Françoise Vergès is a political scientist, a historian and a feminist activist.

A committed decolonial antiracist feminist, she grew up in an anticolonialist communist and feminist family in Reunion Island before living in Algeria, France, and the United States.

Since 2018, she is the president of the association Decoloniser les arts . She was Chair holder of the Global South(s) Chair at the Fondation maison des sciences de l'homme, Paris, from 2014 to 2018 and the president of the French Committee for the Remembrance and History of Slavery from 2009 to 2012. Her areas of research are: postcolonial and anticolonial feminism, colonial history and anticolonialism, colonial and postcolonial psychiatry, slavery remembrance, creolisation.

As an independent curator, she organized L’esclave au Louvre : une humanité invisible (The slave at the Louvre: an invisible humanity, 2013), at the Louvre Museum, and the exhibitions Dix femmes puissantes (Ten powerful women, 2013) and Haïti, effroi des oppresseurs, espoir des opprimés (Haiti, fear of the oppressors, hope of the oppressed, 2014) for the Mémorial de l’abolition de l’esclavage de Nantes. She has also produced documentaries – Aimé Césaire face aux révoltes du monde (Aimé Césaire against world revolt, 2013) and Maryse Condé. Une voix singulière (Maryse Condé. A singular voice, 2011).

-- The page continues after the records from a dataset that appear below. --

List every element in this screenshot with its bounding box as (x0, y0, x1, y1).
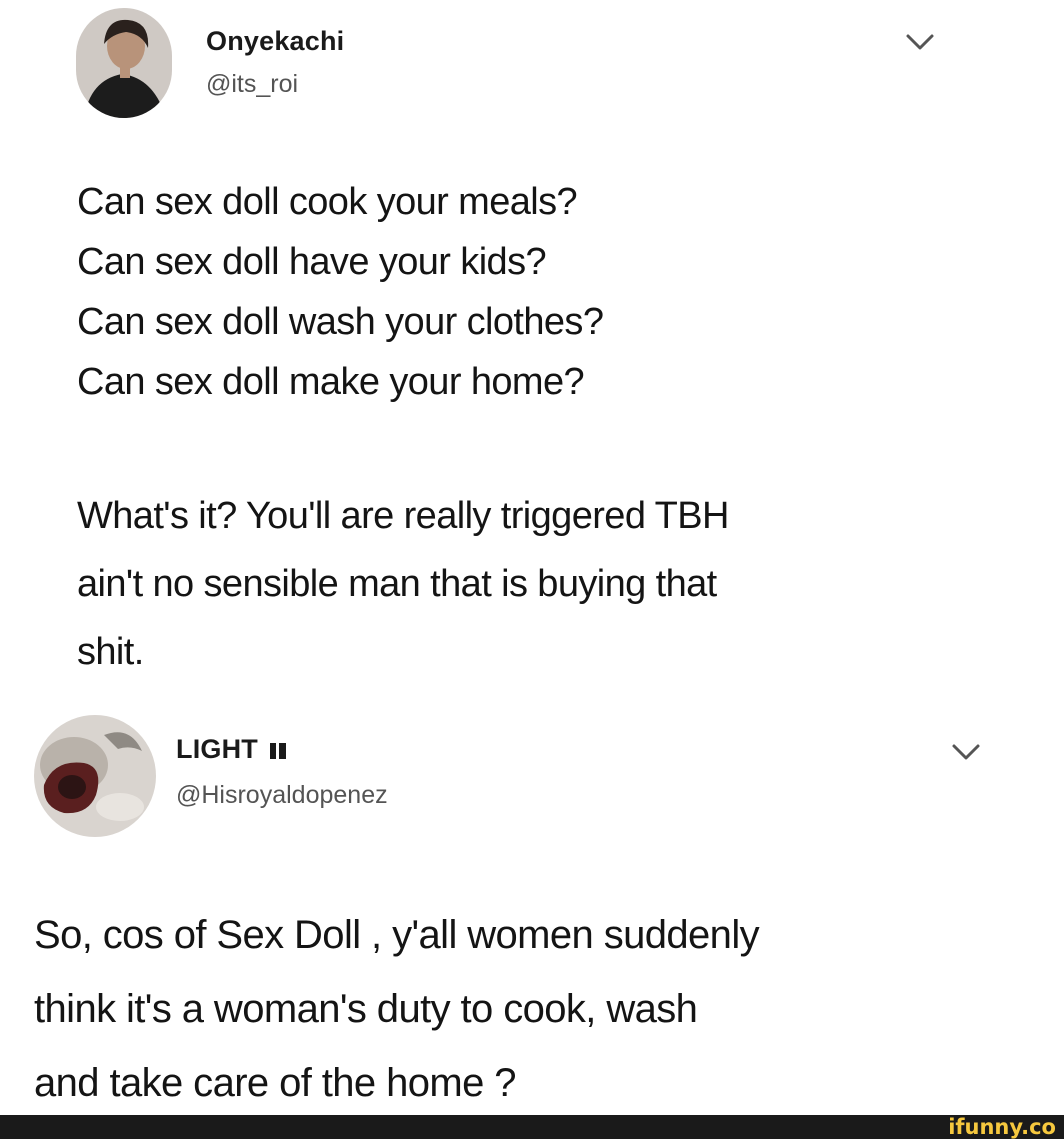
chevron-down-icon[interactable] (902, 30, 938, 54)
author-name[interactable]: LIGHT (176, 734, 289, 766)
meme-page: Onyekachi @its_roi Can sex doll cook you… (0, 0, 1064, 1139)
author-handle[interactable]: @Hisroyaldopenez (176, 781, 388, 810)
tweet-line: ain't no sensible man that is buying tha… (77, 563, 717, 605)
tweet-body: Can sex doll cook your meals? Can sex do… (77, 172, 604, 412)
author-name[interactable]: Onyekachi (206, 26, 344, 57)
tweet-line: So, cos of Sex Doll , y'all women sudden… (34, 913, 760, 957)
avatar-onyekachi[interactable] (76, 8, 172, 118)
watermark-bar (0, 1115, 1064, 1139)
avatar-light[interactable] (34, 715, 156, 837)
tweet-body: So, cos of Sex Doll , y'all women sudden… (34, 898, 760, 1120)
tweet-line: Can sex doll wash your clothes? (77, 301, 604, 343)
tweet-line: think it's a woman's duty to cook, wash (34, 987, 698, 1031)
tweet-line: What's it? You'll are really triggered T… (77, 495, 729, 537)
watermark-logo: ifunny.co (948, 1115, 1056, 1139)
chevron-down-icon[interactable] (948, 740, 984, 764)
tweet-line: Can sex doll make your home? (77, 361, 585, 403)
author-handle[interactable]: @its_roi (206, 70, 298, 99)
flag-icon (270, 735, 289, 766)
tweet-line: shit. (77, 631, 144, 673)
tweet-line: and take care of the home ? (34, 1061, 517, 1105)
tweet-line: Can sex doll cook your meals? (77, 181, 578, 223)
author-name-text: LIGHT (176, 734, 258, 764)
tweet-body-paragraph: What's it? You'll are really triggered T… (77, 482, 729, 686)
tweet-line: Can sex doll have your kids? (77, 241, 547, 283)
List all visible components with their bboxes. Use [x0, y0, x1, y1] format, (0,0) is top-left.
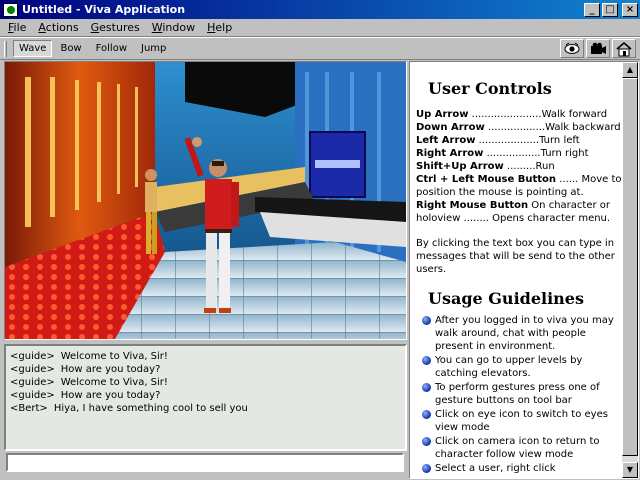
- camera-icon[interactable]: [586, 39, 610, 58]
- scroll-thumb[interactable]: [622, 78, 638, 456]
- bullet-icon: [422, 410, 431, 419]
- menu-actions[interactable]: Actions: [32, 21, 84, 34]
- toolbar-grip[interactable]: [4, 40, 7, 57]
- control-up: Up Arrow ......................Walk forw…: [416, 109, 608, 120]
- menu-file[interactable]: File: [2, 21, 32, 34]
- jump-button[interactable]: Jump: [135, 40, 172, 57]
- gesture-toolbar: Wave Bow Follow Jump: [0, 37, 640, 60]
- chat-log[interactable]: <guide> Welcome to Viva, Sir! <guide> How …: [4, 344, 407, 451]
- help-panel[interactable]: User Controls Up Arrow .................…: [409, 61, 639, 479]
- wave-button[interactable]: Wave: [13, 40, 53, 57]
- control-right: Right Arrow .................Turn right: [416, 148, 589, 159]
- bullet-icon: [422, 356, 431, 365]
- user-controls-title: User Controls: [428, 79, 552, 98]
- chat-input[interactable]: [6, 453, 404, 472]
- scroll-up-icon[interactable]: ▲: [622, 62, 638, 78]
- control-ctrl-left-click: Ctrl + Left Mouse Button ...... Move to …: [416, 174, 622, 198]
- follow-button[interactable]: Follow: [90, 40, 133, 57]
- menu-help[interactable]: Help: [201, 21, 238, 34]
- guideline-item: You can go to upper levels by catching e…: [416, 354, 623, 380]
- menu-window[interactable]: Window: [146, 21, 201, 34]
- chat-instructions: By clicking the text box you can type in…: [416, 238, 615, 275]
- window-title: Untitled - Viva Application: [22, 3, 186, 16]
- bow-button[interactable]: Bow: [54, 40, 87, 57]
- usage-guidelines-title: Usage Guidelines: [428, 289, 584, 308]
- minimize-button[interactable]: _: [584, 2, 600, 17]
- view-toolbar: [560, 39, 636, 58]
- help-scrollbar[interactable]: ▲ ▼: [622, 62, 638, 478]
- guideline-item: To perform gestures press one of gesture…: [416, 381, 623, 407]
- title-bar[interactable]: Untitled - Viva Application _ □ ×: [0, 0, 640, 19]
- window-controls: _ □ ×: [584, 2, 640, 17]
- menu-bar: File Actions Gestures Window Help: [0, 19, 640, 37]
- bullet-icon: [422, 437, 431, 446]
- world-scene: [5, 62, 406, 339]
- chat-line: <guide> Welcome to Viva, Sir!: [10, 351, 168, 362]
- chat-line: <guide> Welcome to Viva, Sir!: [10, 377, 168, 388]
- eye-icon[interactable]: [560, 39, 584, 58]
- chat-line: <guide> How are you today?: [10, 390, 161, 401]
- bullet-icon: [422, 464, 431, 473]
- home-icon[interactable]: [612, 39, 636, 58]
- chat-line: <Bert> Hiya, I have something cool to sel…: [10, 403, 248, 414]
- guideline-item: Select a user, right click: [416, 462, 623, 475]
- maximize-button[interactable]: □: [602, 2, 618, 17]
- control-right-click: Right Mouse Button On character or holov…: [416, 200, 611, 224]
- app-icon: [3, 2, 18, 17]
- menu-gestures[interactable]: Gestures: [85, 21, 146, 34]
- control-left: Left Arrow ...................Turn left: [416, 135, 580, 146]
- control-run: Shift+Up Arrow .........Run: [416, 161, 555, 172]
- world-viewport[interactable]: [4, 61, 407, 340]
- close-button[interactable]: ×: [622, 2, 638, 17]
- guideline-item: Click on eye icon to switch to eyes view…: [416, 408, 623, 434]
- bullet-icon: [422, 316, 431, 325]
- scroll-down-icon[interactable]: ▼: [622, 462, 638, 478]
- guideline-item: After you logged in to viva you may walk…: [416, 314, 623, 353]
- bullet-icon: [422, 383, 431, 392]
- control-down: Down Arrow ..................Walk backwa…: [416, 122, 621, 133]
- chat-line: <guide> How are you today?: [10, 364, 161, 375]
- help-content: User Controls Up Arrow .................…: [410, 62, 623, 478]
- guideline-item: Click on camera icon to return to charac…: [416, 435, 623, 461]
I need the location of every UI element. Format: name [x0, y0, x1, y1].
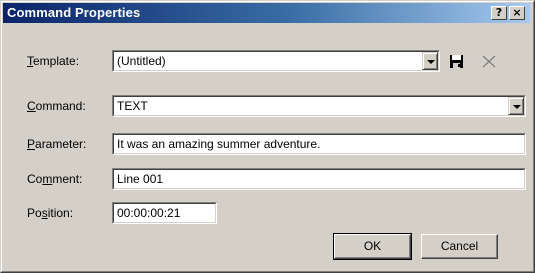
comment-label: Comment: [27, 172, 83, 186]
command-label: Command: [27, 99, 86, 113]
command-value: TEXT [113, 96, 525, 116]
chevron-down-icon [513, 105, 521, 109]
title-bar[interactable]: Command Properties ? × [3, 3, 530, 23]
comment-input[interactable]: Line 001 [112, 168, 526, 190]
parameter-input[interactable]: It was an amazing summer adventure. [112, 133, 526, 155]
position-input[interactable]: 00:00:00:21 [112, 202, 217, 224]
cancel-button[interactable]: Cancel [421, 234, 498, 259]
ok-button[interactable]: OK [333, 233, 412, 260]
template-label: Template: [27, 54, 80, 68]
close-button[interactable]: × [509, 6, 525, 20]
command-combobox[interactable]: TEXT [112, 95, 526, 117]
position-value: 00:00:00:21 [113, 203, 216, 223]
comment-value: Line 001 [113, 169, 525, 189]
parameter-value: It was an amazing summer adventure. [113, 134, 525, 154]
delete-x-icon[interactable] [480, 53, 498, 71]
template-combobox[interactable]: (Untitled) [112, 50, 440, 72]
template-value: (Untitled) [113, 51, 439, 71]
floppy-disk-icon[interactable] [449, 53, 467, 71]
template-dropdown-button[interactable] [422, 52, 438, 70]
position-label: Position: [27, 206, 74, 220]
window-title: Command Properties [7, 5, 141, 20]
help-button[interactable]: ? [491, 6, 507, 20]
command-properties-dialog: Command Properties ? × Template: (Untitl… [0, 0, 535, 273]
parameter-label: Parameter: [27, 137, 87, 151]
command-dropdown-button[interactable] [508, 97, 524, 115]
chevron-down-icon [427, 60, 435, 64]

Among her publications are: Monsters and Revolutionaries. Colonial Family Romance (Duke University Press, 1999), Le Ventre des femmes. Capitalisme, Racialisation, Féminisme (Albin Michel, 2017; English Translation: Duke University Press); Exposer l’esclavage : méthodologies et pratiques (Exposing Slavery: Methodologies and Practices, Africultures, 2013); L’Homme prédateur. Ce que nous enseigne l’esclavage sur notre temps (Predatory humans. What slavery tells us about our era, Albin Michel, 2011). Her last book, Un féminisme décolonial (A Decolonial Feminism), came out in France in 2019 (La Fabrique).